Click. Click. Click. Click. Click.
Click.
Nothing. Nothing. Fuck-all. Nothing. My thumb stings
from the friction. I’m beginning to wonder if the cold is affecting
it, or whether Charlie gave me a dud lighter. Despite the fact that
I’m inside a freezer, the inside of my gloves are becoming
clammy.

Then the flame
erupts into life. The fuse sparks, wriggling towards the thermite.
The thermite ignites. I stand there for a moment feeling like
Prometheus, basking in the glorious light and heat I’ve created,
but it’s not long until I realise that I’ve created a monster.
Eight thousand degrees.
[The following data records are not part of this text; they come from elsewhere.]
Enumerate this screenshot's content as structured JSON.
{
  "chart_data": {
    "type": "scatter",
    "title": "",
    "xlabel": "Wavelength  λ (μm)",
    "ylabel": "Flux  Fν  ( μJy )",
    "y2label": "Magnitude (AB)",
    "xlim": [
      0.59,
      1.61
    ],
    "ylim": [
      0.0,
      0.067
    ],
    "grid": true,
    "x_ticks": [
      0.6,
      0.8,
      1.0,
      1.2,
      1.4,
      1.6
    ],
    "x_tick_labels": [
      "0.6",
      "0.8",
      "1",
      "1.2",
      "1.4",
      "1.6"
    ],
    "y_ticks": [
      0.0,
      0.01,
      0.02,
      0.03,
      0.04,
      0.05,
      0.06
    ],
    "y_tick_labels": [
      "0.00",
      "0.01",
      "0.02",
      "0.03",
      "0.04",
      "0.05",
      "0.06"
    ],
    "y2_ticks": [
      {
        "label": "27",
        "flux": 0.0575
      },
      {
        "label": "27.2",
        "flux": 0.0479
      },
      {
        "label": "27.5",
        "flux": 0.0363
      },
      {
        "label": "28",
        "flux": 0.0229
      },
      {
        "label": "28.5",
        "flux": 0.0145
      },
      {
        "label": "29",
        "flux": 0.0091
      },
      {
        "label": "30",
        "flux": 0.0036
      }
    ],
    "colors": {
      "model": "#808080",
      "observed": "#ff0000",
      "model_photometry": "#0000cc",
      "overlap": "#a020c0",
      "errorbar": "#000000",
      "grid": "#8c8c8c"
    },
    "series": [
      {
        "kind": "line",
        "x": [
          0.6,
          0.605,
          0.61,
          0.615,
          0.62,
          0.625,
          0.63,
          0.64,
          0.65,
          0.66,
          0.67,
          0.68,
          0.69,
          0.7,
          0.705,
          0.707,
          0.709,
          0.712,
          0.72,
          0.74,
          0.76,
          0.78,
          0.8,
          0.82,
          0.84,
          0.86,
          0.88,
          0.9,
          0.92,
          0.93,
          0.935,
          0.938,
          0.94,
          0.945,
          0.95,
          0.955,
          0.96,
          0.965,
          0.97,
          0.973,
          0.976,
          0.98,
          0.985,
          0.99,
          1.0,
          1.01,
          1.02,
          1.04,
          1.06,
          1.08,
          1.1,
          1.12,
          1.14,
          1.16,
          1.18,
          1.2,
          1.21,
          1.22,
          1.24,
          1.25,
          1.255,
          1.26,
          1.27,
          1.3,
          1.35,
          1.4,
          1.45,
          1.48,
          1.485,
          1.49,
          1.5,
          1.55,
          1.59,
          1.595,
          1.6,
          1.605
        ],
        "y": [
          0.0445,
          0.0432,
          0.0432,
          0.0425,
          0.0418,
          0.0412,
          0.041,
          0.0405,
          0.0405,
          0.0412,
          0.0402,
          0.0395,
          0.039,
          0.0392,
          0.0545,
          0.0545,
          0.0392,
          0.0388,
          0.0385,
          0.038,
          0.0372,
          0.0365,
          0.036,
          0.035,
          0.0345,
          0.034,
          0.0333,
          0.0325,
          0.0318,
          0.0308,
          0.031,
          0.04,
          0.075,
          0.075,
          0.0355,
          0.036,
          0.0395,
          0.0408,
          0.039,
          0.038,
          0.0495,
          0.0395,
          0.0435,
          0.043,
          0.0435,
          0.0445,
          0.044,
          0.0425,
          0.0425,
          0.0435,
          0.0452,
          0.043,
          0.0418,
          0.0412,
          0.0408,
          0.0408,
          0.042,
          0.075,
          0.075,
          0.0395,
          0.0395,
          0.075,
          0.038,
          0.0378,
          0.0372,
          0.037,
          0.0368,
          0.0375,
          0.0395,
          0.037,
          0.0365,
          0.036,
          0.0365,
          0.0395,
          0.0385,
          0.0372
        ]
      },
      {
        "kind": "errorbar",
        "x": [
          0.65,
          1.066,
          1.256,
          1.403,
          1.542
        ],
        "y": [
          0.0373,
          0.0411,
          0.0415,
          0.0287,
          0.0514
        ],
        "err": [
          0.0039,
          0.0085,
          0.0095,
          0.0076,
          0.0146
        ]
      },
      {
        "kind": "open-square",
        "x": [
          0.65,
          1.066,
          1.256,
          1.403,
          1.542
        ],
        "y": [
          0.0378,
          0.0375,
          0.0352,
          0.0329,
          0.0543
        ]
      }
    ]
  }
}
Enough light to burn my retinas free of my
eyeballs. Enough smoke to make my lungs forget what oxygen tasted
like.

Coughing,
holding my arms over my face, I flail backwards, praying
desperately that this is the way to the door. My chest tears up the
lining of my lungs and throat in the attempt to purge me of smoke.
I blindly grope for the door handle. I can feel the searing heat of
the fire clawing at my back. Where the fuck is the door handle?
It’s fucking massive! It’s not even a handle; it’s a bar, for
fuck’s sake! So where the fuck is it!

A
World’s
Dumbest Criminals
segment, with my charred remains as its star,
suddenly pops into my head.

Fuck!

By a huge
force of will, I open my eyes. As it turns out, I was grasping thin
air about three feet to the right of the door. I correct my
shoulder angle and let my eyes slam shut again. With a clank and a
screech, the twenty-one degree air hits me, and I immediately know
that the exposed skin over my tailbone is blistering.